Stap 2: Knoop het gesprek aan
Ga vooral het gesprek aan met de mensen in omgeving en vraag wat er leeft en speelt. Het geeft je een indruk van de zorgen die er leven en waar je mogelijk rekening mee moet houden. Het kan bijvoorbeeld zomaar zijn dat er een eerder project is geweest waarbij er allerlei zaken zijn misgelopen waardoor er nu meer weerstand is. Sommige omgevingsmanagers plannen keukentafelgesprekken in met mensen uit de projectomgeving. Misschien is er een wel buurtvereniging waar je contacten op kunt doen. Deze keukentafelgesprekken bij de mensen thuis zijn het perfecte inkijkje in de omgeving. Bovendien wordt het meestal enorm gewaardeerd dat je de tijd voor de omgeving neemt en hun zorgen serieus neemt.

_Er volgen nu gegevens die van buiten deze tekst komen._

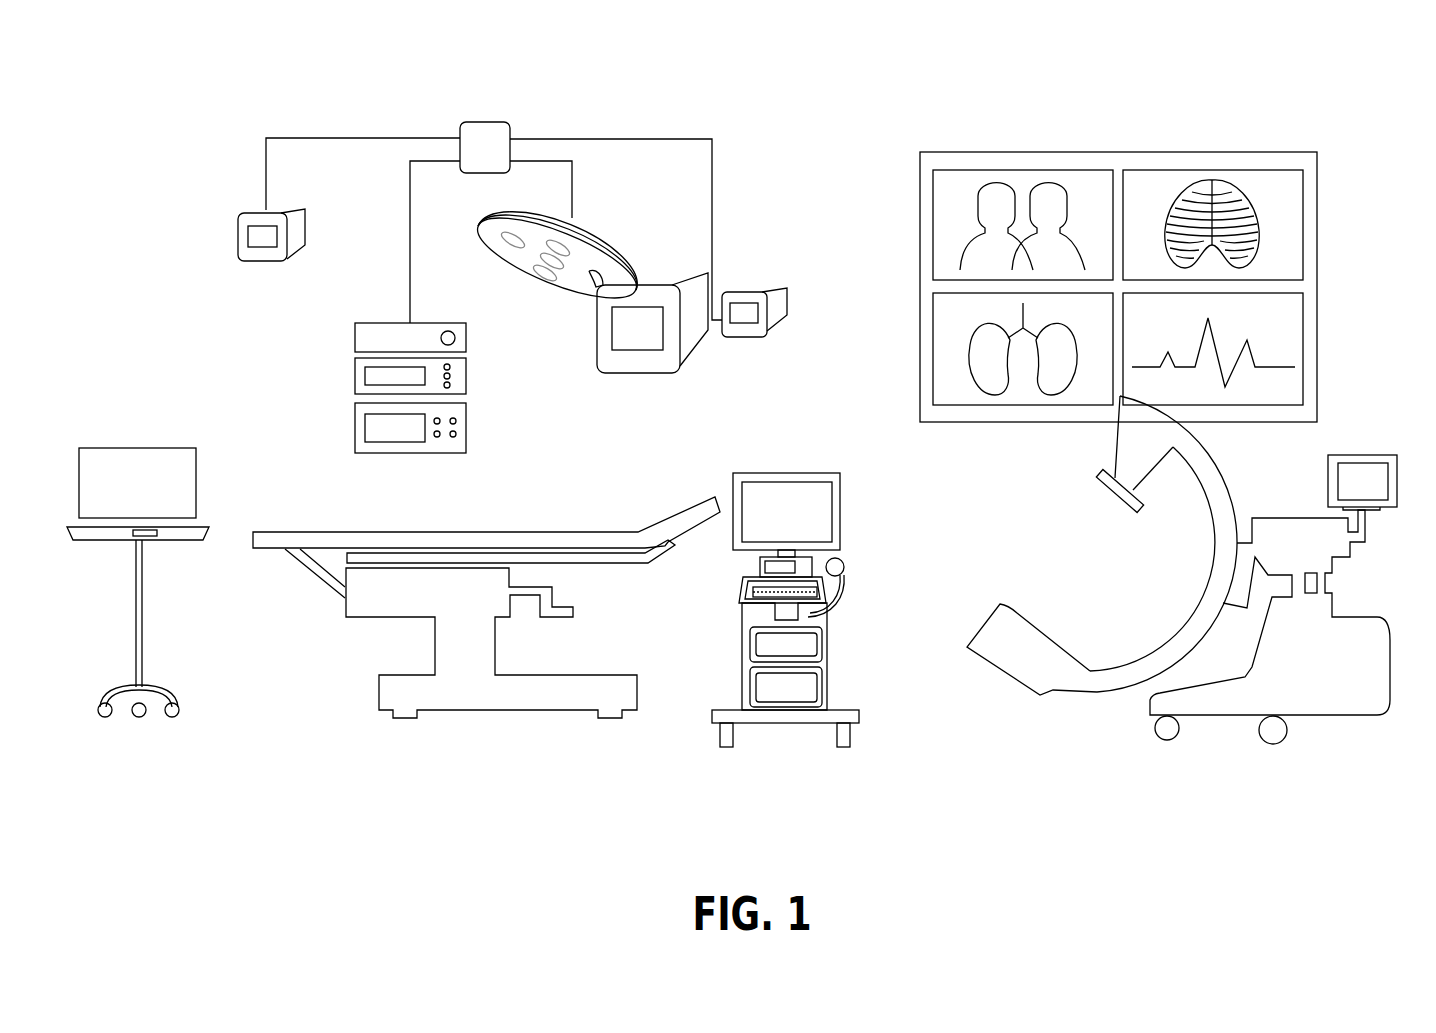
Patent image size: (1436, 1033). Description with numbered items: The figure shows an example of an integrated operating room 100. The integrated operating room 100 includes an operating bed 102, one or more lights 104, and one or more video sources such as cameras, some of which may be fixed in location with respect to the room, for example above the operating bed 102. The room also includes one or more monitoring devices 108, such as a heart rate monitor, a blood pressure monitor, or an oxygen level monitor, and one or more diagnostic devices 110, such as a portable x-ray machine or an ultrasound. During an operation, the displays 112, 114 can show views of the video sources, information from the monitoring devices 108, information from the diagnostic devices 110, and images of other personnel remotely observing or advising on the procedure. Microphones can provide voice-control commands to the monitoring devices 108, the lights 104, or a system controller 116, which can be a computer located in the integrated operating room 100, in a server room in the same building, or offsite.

The integrated operating room 100 is at (1349, 69).
The operating bed 102 is at (500, 710).
The lights 104 is at (485, 215).
The monitoring devices 108 is at (355, 360).
The diagnostic devices 110 is at (1017, 612).
The display 112 is at (1000, 152).
The display 114 is at (182, 447).
The system controller 116 is at (840, 473).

Stap 3: Zet je bevindingen op papier
Eenmaal terug op kantoor werk je de bevindingen uit op papier. Weeg de bevindingen tegen elkaar af, bundel ze als het nodig is en bepaal de prioriteiten. Werk dit uit tot een kort en concreet document die je kunt delen met je collega’s, opdrachtgever of bouwteamleden. Het kan nuttig zijn om hier ook een risico-analyse aan te koppelen. Zo weet je zeker dat je de juiste informatie gebruikt om tot een omgevingsplan te komen. Zie het document als fundament waarop de aanpak is gebouwd.
Stap 4: Creëer draagvlak
Door je bevindingen intern te delen zorg je voor intern draagvlak voor je aanpak. Pas wanneer de rest van het projectteam begrijpt waarom je bepaalde maatregelen voorstelt, weet je zeker dat je er voldoende budget, tijd en medewerking voor krijgt. Stem daarom het uiteindelijke plan altijd af met het team en gebruik je bevindingen om je voorstellen te beargumenteren. Wanneer het plan staat, volgt er nog één belangrijke stap: leg je bevindingen en aanpak voor aan de omgeving zelf. Vraag of je alles goed hebt begrepen en of er nog zaken missen. Zo geef je de omgeving inspraak in de omgevingsaanpak. Uiteraard moet je goed in de gaten houden of alle belangen in de omgeving goed zijn vertegenwoordigd. Let daarbij goed op de balans tussen individuele en collectieve belangen.
Stap 5: Communiceer over hoe je communiceert
Er wordt weleens gezegd dat omgevingsmanagement voor meer dan de helft bestaat uit verwachtingsmanagement. Zorg er daarom voor dat de verwachtingen ook op het gebied van communicatie overeenkomen met de praktijk. Verzeker dat iedereen weet via welke kanalen en hoe vaak je mensen op de hoogte houdt, en misschien nog belangrijker: waar en bij wie ze moeten zijn om vragen te stellen en zorgen te delen. Het enige wat je dan nog hoeft te doen is jezelf houden aan de aanpak zoals je deze hebt gedeeld en bij te stellen als dat nodig blijkt.
Hopelijk helpen deze stappen ook jou om tot een succesvolle aanpak te komen!